Game developers and publishers have been battling toxicity and cheating for years. Valve has Valve Anti Cheat, Epic has Easy Anti-Cheat, and a few independent solutions exist (including our portfolio company EQU8) to combat cheating. Dealing with toxicity has been more difficult, mostly because it’s technologically harder to address and partly because some gaming communities enjoy and embrace toxic behavior.

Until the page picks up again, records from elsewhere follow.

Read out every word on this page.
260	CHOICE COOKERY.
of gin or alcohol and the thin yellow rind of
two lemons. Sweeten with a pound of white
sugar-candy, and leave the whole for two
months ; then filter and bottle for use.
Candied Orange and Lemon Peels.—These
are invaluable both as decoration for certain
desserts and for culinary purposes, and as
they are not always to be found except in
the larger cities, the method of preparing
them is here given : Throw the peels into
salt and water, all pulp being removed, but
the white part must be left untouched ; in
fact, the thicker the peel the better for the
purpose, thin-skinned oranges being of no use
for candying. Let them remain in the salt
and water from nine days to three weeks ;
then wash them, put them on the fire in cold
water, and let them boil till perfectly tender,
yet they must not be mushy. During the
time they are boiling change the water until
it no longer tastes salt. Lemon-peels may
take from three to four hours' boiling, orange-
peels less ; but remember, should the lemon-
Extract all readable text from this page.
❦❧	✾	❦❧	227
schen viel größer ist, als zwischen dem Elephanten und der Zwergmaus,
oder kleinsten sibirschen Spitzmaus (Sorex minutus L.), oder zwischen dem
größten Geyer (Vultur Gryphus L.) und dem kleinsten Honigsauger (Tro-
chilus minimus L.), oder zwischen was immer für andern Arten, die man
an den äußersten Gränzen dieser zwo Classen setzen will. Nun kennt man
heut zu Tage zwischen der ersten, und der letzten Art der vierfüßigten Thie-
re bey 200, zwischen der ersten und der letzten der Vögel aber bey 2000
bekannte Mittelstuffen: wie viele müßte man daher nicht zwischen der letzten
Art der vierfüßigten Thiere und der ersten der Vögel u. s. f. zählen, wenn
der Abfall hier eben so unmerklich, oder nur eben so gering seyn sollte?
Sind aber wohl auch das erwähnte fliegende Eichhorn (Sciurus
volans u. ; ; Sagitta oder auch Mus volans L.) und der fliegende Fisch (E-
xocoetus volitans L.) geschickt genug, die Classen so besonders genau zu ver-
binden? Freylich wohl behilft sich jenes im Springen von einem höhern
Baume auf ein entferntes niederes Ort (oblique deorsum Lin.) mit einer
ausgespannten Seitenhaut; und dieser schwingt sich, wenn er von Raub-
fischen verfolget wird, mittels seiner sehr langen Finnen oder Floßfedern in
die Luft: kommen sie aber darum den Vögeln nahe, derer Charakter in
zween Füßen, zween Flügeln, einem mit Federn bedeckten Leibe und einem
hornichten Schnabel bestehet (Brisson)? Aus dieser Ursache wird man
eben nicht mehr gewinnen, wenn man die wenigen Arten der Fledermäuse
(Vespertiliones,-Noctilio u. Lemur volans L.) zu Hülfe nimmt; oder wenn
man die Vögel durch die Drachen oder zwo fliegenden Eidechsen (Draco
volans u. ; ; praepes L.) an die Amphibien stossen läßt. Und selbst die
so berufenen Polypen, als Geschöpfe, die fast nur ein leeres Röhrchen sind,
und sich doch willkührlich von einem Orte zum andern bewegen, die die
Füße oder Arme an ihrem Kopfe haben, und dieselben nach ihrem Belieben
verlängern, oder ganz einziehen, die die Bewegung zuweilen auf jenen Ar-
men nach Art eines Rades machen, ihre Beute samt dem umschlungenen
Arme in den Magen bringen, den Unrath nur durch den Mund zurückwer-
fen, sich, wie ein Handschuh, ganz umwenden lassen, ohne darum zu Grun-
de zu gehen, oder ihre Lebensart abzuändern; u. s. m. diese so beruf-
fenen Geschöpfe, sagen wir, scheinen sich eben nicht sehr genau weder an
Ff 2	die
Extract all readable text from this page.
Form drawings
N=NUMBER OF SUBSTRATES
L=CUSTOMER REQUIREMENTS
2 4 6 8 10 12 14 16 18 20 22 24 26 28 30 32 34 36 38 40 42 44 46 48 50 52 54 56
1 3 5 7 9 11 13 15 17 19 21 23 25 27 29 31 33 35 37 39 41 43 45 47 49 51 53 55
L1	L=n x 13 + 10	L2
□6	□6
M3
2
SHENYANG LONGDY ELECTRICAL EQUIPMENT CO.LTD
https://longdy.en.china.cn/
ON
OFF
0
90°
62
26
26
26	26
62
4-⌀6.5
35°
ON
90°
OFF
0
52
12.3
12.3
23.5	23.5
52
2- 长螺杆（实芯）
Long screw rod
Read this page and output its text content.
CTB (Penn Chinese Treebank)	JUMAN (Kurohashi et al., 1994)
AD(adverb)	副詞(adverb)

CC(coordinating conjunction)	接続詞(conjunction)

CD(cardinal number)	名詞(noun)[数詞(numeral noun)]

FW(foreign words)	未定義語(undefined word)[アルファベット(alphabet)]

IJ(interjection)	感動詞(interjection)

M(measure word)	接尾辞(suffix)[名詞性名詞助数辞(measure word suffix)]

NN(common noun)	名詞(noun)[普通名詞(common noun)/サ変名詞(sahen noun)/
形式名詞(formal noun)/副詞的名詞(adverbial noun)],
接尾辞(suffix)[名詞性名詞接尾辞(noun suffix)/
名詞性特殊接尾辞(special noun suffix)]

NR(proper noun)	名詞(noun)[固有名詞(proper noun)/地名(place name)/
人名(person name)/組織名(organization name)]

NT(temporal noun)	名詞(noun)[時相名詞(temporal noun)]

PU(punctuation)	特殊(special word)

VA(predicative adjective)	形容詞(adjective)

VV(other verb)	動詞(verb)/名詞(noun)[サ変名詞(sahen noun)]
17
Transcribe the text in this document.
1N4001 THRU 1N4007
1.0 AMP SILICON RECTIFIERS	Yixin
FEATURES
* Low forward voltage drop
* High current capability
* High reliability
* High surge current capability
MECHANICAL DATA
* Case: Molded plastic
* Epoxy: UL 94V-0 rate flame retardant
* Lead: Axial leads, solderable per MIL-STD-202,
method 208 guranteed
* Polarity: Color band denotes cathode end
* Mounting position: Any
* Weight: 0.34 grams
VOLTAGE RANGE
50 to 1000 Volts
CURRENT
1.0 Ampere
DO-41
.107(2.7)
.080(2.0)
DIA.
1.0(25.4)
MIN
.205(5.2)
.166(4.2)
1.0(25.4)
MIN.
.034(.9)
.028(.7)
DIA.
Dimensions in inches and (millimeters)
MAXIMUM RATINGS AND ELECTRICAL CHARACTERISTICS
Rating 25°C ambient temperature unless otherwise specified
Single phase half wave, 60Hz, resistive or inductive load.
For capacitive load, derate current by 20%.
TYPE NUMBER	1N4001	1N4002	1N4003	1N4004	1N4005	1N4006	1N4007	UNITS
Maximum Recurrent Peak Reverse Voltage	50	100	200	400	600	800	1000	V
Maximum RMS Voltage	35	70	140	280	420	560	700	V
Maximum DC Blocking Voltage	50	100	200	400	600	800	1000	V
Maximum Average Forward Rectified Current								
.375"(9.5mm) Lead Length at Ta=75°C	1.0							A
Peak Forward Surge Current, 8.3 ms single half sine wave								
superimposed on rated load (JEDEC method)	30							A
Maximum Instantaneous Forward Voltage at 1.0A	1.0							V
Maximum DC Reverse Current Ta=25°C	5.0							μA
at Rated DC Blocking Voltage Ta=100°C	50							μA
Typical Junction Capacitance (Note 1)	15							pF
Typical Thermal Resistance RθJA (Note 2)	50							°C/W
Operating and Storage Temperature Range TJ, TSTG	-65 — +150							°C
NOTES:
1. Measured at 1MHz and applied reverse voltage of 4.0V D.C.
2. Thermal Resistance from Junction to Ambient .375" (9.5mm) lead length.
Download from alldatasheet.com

Most games today rely on user input and help to address toxicity; there are honor systems and social features to recoup some of the lost social contract, as well as reporting mechanisms and auto muting for repeat offenders. Moderating toxic behavior and language is technically difficult because it requires some level of machine learning and automated natural language processing systems. Though not a scalable solution, large platforms outside of gaming like Facebook and Youtube employ thousands of content moderators. These platforms and the larger gaming companies have also been building in-house automated AI/ML moderation tools. For smaller game developers that cannot afford teams of content moderators and building out in-house ML tools there are some generalized content moderation solutions, such as Two Hat or Hive Moderation.
These solutions are useful and improving every day, but they are treating symptoms (toxicity, cheating) and not the root cause (anonymity). If gamers were uniquely identifiable to the platforms but also to the communities they play with the social contracts that protect users from toxicity would reemerge. Platforms might collect an email address and a credit card, but users can always create burner accounts to game the system. What’s needed is a unique verifiable human identity. Today, this comes from the government in the form of identification such as driver licences, passports, and social security numbers. But no gaming company is going to ask for government issued ID verification; their signup dropoff rate would skyrocket. So how do you ultimately verify without a state issued ID?
Another industry thinking about this problem is the blockchain and crypto space. Many bright minds are working on the identity problem: how do you have a unique verifiable human identity without relying on a centralized source (in this case the government)? A couple interesting solutions include BrightID and Atala Prism from Input Output. brightID attempts to prove uniqueness through a social identity graph; if a group of people know each other and verify that they know each other, then a new link to the social graph can safely assume that each verified person is real (BrightID whitepaper). Atala Prism is an identity management system on top of the Cardano blockchain that enables people to manage their own identity data and interact with organizations. To prove their unique identity users may still need to upload government identification, but third party organizations would trust the Atala Prism network that the unique document exists and not necessarily need to see and verify the actual document itself. If an identity system of this nature became pervasive, proving identity would not be such an arduous task for new users joining gaming platforms.
To a certain extent, single sign on (SSO) and universal logins from Facebook, Twitter, Google, and Apple are already solving for this. In the gaming industry, we also have the platform accounts from Microsoft Xbox, Playstation, Steam, and others. These SSO solutions help game companies better guarantee unique users in their games, but they are still centralized and not readily available to off platform games.
One company in the venn-diagram of gaming and blockchain companies attacking the identity problem is Crucible. They are building an interesting solution with a master identity and sub profiles to interface with different applications and other people without revealing the master identity. It’s an attempt at solving for unique identity verification while retaining anonymity for users.